Mano sosteniendo un reloj inteligente con métricas de salud en pantalla, contrastando con un estetoscopio médico tradicional sobre fondo clínico

Tecnología wearable: Los dispositivos que prometen revolucionar la salud esconden riesgos ocultos. Expertos advierten sobre la dependencia de algoritmos y la falta de precisión clínica.
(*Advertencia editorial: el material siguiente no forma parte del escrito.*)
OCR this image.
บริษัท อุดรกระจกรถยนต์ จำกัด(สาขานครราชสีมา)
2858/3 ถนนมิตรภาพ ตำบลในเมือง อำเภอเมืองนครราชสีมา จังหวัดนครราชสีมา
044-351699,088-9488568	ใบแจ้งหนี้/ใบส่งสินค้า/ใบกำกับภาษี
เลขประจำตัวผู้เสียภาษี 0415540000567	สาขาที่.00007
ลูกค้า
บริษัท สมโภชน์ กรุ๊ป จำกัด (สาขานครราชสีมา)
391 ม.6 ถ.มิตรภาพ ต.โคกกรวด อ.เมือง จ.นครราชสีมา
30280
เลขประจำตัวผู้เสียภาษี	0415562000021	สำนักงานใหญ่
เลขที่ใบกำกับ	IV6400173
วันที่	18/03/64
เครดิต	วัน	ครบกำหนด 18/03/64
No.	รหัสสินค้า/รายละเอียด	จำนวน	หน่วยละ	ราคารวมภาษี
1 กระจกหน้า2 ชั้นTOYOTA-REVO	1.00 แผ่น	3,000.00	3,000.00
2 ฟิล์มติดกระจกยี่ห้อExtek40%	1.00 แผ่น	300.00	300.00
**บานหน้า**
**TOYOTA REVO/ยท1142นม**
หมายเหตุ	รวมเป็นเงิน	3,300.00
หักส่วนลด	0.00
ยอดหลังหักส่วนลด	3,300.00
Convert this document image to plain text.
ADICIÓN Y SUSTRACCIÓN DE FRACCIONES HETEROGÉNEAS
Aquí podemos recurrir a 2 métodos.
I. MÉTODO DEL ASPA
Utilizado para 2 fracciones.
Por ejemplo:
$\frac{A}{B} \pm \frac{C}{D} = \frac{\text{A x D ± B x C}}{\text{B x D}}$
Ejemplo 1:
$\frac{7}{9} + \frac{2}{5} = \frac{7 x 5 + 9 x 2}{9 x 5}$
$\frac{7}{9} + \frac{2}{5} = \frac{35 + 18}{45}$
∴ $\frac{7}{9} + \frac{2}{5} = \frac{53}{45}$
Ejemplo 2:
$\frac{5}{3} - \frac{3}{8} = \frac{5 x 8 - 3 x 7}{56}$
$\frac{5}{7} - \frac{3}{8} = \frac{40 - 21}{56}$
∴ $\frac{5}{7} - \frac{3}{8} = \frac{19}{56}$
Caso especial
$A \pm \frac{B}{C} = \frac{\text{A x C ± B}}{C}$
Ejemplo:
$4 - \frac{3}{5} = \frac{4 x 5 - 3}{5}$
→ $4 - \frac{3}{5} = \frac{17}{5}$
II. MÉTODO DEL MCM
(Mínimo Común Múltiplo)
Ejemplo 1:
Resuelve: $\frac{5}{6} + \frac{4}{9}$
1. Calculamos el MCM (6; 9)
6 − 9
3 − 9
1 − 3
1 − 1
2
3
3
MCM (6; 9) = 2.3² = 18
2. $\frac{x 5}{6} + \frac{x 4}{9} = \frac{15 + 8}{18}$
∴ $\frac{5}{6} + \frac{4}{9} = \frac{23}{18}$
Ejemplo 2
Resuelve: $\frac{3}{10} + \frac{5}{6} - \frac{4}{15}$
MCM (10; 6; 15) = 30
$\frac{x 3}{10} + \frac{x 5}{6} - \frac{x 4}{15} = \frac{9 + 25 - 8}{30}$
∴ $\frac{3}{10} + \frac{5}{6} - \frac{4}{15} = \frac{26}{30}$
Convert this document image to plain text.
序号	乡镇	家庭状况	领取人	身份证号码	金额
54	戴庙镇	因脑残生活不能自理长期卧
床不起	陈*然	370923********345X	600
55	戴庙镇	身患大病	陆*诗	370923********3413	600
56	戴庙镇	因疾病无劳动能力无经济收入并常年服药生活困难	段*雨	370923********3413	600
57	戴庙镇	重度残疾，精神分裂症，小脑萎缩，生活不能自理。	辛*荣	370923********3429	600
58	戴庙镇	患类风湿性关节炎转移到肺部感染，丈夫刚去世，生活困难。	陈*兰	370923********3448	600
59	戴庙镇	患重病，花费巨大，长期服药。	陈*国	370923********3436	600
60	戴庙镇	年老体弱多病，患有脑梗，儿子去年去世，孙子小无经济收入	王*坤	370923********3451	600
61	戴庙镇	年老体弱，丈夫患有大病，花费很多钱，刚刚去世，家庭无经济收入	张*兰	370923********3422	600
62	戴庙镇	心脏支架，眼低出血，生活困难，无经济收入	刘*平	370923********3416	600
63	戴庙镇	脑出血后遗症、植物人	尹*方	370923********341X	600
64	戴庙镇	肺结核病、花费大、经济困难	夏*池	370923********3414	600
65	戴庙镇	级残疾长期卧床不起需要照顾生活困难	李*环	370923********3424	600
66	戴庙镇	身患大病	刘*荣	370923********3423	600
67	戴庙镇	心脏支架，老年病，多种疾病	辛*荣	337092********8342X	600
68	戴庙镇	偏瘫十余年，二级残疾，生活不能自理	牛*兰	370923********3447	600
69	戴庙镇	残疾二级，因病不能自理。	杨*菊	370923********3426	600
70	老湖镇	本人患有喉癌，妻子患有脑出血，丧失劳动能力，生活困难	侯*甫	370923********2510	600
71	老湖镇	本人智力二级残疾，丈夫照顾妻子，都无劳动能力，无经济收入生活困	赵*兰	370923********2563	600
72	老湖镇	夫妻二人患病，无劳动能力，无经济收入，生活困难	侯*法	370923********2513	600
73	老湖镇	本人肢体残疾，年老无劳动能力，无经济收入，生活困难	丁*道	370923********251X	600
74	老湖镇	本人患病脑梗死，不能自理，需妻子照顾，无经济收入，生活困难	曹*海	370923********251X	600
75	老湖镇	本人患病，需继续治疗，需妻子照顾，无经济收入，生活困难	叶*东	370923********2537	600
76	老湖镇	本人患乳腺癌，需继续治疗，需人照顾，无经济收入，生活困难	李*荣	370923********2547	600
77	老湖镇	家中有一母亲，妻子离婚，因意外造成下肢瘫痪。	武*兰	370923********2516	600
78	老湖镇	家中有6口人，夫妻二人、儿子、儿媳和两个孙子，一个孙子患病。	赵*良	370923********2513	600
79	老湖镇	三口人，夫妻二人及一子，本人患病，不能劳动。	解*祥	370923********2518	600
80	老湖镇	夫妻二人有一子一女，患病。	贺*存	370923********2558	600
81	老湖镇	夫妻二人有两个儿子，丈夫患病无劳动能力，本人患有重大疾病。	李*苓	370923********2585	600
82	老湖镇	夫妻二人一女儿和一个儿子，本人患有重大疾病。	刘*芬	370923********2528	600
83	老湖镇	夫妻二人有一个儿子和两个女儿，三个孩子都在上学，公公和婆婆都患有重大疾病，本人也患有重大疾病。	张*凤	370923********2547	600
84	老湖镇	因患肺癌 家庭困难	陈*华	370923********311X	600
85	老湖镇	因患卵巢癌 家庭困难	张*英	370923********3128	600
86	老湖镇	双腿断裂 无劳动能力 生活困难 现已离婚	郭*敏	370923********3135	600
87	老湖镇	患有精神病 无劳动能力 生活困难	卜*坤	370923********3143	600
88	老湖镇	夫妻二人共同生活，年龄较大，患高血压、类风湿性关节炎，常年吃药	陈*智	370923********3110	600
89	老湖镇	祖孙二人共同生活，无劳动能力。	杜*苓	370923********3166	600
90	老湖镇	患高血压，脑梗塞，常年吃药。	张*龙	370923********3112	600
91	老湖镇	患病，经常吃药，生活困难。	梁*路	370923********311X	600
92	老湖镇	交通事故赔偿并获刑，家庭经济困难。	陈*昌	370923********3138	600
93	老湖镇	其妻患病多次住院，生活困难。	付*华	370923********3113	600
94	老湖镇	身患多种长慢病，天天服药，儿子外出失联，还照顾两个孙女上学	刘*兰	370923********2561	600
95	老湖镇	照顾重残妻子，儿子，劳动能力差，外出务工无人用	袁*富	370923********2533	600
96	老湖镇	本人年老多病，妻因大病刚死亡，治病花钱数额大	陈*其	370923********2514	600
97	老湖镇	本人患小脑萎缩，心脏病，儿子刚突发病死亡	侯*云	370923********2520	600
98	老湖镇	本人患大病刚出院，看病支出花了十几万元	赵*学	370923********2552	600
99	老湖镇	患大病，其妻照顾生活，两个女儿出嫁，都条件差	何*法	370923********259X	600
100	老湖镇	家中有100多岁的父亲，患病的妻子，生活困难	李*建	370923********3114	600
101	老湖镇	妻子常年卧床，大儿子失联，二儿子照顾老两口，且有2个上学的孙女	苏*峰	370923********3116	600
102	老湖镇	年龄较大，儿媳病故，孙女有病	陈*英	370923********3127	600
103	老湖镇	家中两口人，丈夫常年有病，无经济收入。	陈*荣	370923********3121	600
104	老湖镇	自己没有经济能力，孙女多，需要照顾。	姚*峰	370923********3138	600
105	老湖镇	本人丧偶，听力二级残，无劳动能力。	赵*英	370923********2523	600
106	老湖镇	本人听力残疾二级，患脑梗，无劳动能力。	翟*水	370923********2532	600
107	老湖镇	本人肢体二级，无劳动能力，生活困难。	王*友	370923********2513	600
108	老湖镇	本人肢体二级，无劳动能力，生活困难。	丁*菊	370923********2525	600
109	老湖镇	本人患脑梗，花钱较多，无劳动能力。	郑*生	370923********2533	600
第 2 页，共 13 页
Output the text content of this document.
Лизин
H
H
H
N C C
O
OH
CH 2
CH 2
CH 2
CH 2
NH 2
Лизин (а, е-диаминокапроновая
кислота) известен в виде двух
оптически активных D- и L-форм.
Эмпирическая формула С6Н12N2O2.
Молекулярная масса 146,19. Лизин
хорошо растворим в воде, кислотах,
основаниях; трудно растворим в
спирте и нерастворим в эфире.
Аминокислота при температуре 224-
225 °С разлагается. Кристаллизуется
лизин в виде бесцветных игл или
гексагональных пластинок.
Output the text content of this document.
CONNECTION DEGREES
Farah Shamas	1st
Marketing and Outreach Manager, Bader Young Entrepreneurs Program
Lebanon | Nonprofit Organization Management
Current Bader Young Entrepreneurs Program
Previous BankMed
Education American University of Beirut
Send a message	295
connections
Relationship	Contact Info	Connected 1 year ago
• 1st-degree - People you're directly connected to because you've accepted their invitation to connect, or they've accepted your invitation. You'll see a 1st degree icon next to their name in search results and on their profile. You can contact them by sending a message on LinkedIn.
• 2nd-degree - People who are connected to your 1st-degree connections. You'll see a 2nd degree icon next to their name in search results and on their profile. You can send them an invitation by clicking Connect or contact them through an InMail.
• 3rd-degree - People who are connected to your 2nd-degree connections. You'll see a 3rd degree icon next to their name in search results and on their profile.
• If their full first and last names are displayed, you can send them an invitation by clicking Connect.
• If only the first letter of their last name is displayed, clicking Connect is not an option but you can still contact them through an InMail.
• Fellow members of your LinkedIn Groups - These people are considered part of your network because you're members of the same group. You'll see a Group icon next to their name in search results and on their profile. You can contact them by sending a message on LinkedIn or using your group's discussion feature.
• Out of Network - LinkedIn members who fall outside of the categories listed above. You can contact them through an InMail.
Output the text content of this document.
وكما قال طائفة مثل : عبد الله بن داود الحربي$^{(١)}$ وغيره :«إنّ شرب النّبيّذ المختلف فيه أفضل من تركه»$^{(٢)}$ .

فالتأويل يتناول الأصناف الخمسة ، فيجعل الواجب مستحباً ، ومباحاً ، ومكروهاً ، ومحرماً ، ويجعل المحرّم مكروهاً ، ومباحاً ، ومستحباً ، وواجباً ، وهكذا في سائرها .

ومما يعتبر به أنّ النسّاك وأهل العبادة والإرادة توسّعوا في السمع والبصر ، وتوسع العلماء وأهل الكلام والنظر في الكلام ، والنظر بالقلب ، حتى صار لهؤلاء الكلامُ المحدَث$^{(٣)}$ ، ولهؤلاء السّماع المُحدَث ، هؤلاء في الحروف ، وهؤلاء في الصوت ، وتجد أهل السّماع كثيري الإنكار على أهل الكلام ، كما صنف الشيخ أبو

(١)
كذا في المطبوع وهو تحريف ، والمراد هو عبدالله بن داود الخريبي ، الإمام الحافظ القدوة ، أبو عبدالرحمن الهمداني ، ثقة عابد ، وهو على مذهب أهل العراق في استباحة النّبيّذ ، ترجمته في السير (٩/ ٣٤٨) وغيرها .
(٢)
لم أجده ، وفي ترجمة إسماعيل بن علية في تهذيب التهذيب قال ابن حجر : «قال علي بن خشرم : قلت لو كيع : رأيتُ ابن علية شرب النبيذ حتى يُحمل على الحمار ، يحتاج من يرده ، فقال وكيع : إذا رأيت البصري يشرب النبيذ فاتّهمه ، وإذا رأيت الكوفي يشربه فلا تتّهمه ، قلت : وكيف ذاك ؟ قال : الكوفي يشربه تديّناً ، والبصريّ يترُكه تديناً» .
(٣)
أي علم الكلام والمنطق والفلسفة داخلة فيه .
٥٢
Vivimos en una era donde un anillo de titanio o una pulsera inteligente pueden parecer tan avanzados como los equipos de un hospital. Sin embargo, esa aparente autonomía oculta una paradoja: millones de personas confían ciegamente en métricas digitales que, en muchos casos, adivinan más de lo que diagnostican.

La frontera entre un accesorio de lujo y un monitor médico se ha difuminado. Lo que comenzó como un simple contador de pasos hoy analiza la electricidad del corazón, la saturación de oxígeno e incluso el estrés. Pero detrás de su diseño minimalista se esconde una industria que ha convertido el cuerpo humano en una fuente inagotable de datos.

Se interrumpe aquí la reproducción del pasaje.